State briefs for April 15

Unemployment rate drops to 4.1% in March from 4.2%

HONOLULU (AP) — Hawaii’s unemployment rate fell to a seasonally adjusted 4.1% in March from 4.2% the previous month, the state Department of Business, Economic Development and Tourism said Thursday.


The drop continues a downward trend that’s been in place as the state slowly recovers from the effects of the coronavirus pandemic.

Nationally, the seasonally adjusted jobless rate fell to 3.6% last month from 3.8% in February.

The department said the leisure and hospitality sector added jobs, along with construction and professional and business services. The retail and wholesale trade sectors lost positions, as did health care and social assistance fields.

Hawaii’s jobless rate jumped from 2.2% before the pandemic to 22.4% in April 2020 as the spread of COVID-19 prompted the state to impose a quarantine on travelers. The rate has been gradually declining since.

Official pleads not guilty to perjury, other charges

HONOLULU (AP) — The head of training at the Hawaii Department of Public Safety pleaded not guilty Thursday to charges accusing her of lying about her educational background.

Public Training Officer J. Marte Martinez pleaded not guilty to perjury, tampering with a government record and unsworn falsification to authorities, according to her attorney Birney Bervar.

Trial is set for June, Bervar said, declining to comment on the allegations.

A complaint filed in court said Martinez made false statements about her educational background while testifying under oath before the Hawaii Labor Relations Board.

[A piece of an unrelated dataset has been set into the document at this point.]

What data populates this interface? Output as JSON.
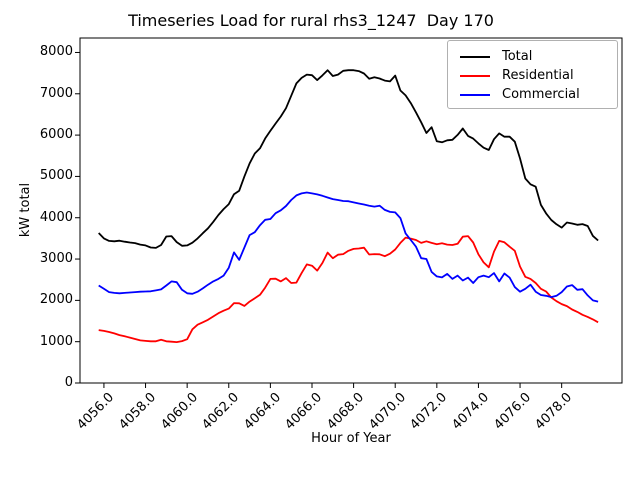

The alleged false statements included having a liberal arts degree from a Virginia university.

Martinez is also accused of submitting a transcript to the public safety department purported to be from an Oregon university, “which was falsely made, completed, or altered,” the complaint said.

When applying for positions in the public safety department, she submitted an application that contained “statements about her educational background that she did not believe to be true,” the complaint said.

The Department of Public Safety oversees Hawaii’s jail and prisons, along with law enforcement divisions, including sheriffs.